A: Yes, for example, the GRU (Gated recurrent Unit) has appeared 8. Summary

Two key questions:

1. Why it has a memory function.

This is the problem solved in RNN, because there is recursive effect, the last moment the state of the hidden layer involved in the calculation process of this moment, a straightforward statement that is the choice and decision-making reference to the last state.

2. Why lstm for a long time.

Because the design of the structure has the characteristics of CEC, error up a previous state passed almost no attenuation, so when the weight adjustment, for a long time before the impact of the state and the impact of the end state can play a role at the same time, the last training model has a longer time range of memory function. 9. References

1. Visualizing and Understandingrecurrent Networks

2. On the difficulty of Trainingrecurrent network

3. hochreiter97_lstm

4. Oxford, Rnn & LSTM

5. The Vanishing GRADIENT problemduring RNN

6. Recurrent neural networkregularization

7. A. Graves. Supervised sequencelabelling with recurrent neural Networks.

8. A Guide to recurrent Neuralnetworks and back-propagation

9. An empirical exploration ofrecurrent Network architectures

A Survey on the application Ofrecurrent neural networks to statistical language modeling

Generating sequences with RNN _alex graves

On the Properties of Neuralmachine translation Encoder–decoder 1409 1259v2

Encodere mechaine translationuse CNN 1503.01838v5

Contact Us

The content source of this page is from Internet, which doesn't represent Alibaba Cloud's opinion; products and services mentioned on that page don't have any relationship with Alibaba Cloud. If the content of the page makes you feel confusing, please write us an email, we will handle the problem within 5 days after receiving your email.

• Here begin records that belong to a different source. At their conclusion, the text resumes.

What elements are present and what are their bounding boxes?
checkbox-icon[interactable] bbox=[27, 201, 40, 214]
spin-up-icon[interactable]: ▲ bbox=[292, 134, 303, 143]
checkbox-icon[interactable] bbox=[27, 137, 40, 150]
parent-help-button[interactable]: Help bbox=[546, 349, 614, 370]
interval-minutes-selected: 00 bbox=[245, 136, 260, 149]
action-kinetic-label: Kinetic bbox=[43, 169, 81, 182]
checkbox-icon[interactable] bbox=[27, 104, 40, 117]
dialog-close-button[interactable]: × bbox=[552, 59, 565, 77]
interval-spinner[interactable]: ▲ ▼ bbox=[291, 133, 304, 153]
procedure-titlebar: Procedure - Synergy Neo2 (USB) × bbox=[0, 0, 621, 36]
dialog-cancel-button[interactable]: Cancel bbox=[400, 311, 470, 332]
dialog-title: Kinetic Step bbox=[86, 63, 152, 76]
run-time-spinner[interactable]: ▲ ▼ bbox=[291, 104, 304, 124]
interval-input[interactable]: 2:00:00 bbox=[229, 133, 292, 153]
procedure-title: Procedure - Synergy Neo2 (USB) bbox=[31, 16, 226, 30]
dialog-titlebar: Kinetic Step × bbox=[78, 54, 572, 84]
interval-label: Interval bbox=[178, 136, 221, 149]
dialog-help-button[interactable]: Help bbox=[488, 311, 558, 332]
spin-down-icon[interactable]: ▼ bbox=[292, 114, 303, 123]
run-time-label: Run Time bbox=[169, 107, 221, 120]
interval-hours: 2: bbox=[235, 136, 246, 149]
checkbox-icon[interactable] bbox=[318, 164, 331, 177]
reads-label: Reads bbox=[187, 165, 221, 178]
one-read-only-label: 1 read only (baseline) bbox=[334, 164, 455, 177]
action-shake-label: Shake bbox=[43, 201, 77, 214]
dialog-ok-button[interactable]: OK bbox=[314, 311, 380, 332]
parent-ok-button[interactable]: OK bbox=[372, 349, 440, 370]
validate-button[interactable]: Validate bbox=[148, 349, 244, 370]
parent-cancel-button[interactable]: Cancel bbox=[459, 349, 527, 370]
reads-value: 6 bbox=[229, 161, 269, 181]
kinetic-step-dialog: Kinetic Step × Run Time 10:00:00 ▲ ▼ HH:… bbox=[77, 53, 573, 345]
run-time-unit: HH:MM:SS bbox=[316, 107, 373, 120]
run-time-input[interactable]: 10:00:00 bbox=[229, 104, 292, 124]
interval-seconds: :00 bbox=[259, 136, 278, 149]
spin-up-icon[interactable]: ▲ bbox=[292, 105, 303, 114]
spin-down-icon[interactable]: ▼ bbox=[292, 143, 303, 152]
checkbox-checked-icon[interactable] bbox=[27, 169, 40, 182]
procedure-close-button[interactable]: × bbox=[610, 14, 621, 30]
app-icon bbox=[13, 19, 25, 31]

If you find any instances of plagiarism from the community, please send an email to: info-contact@alibabacloud.com and provide relevant evidence. A staff member will contact you within 5 working days.

A Free Trial That Lets You Build Big!

Start building with 50+ products and up to 12 months usage for Elastic Compute Service

  • Sales Support

    1 on 1 presale consultation

  • After-Sales Support

    24/7 Technical Support 6 Free Tickets per Quarter Faster Response

  • Alibaba Cloud offers highly flexible support services tailored to meet your exact needs.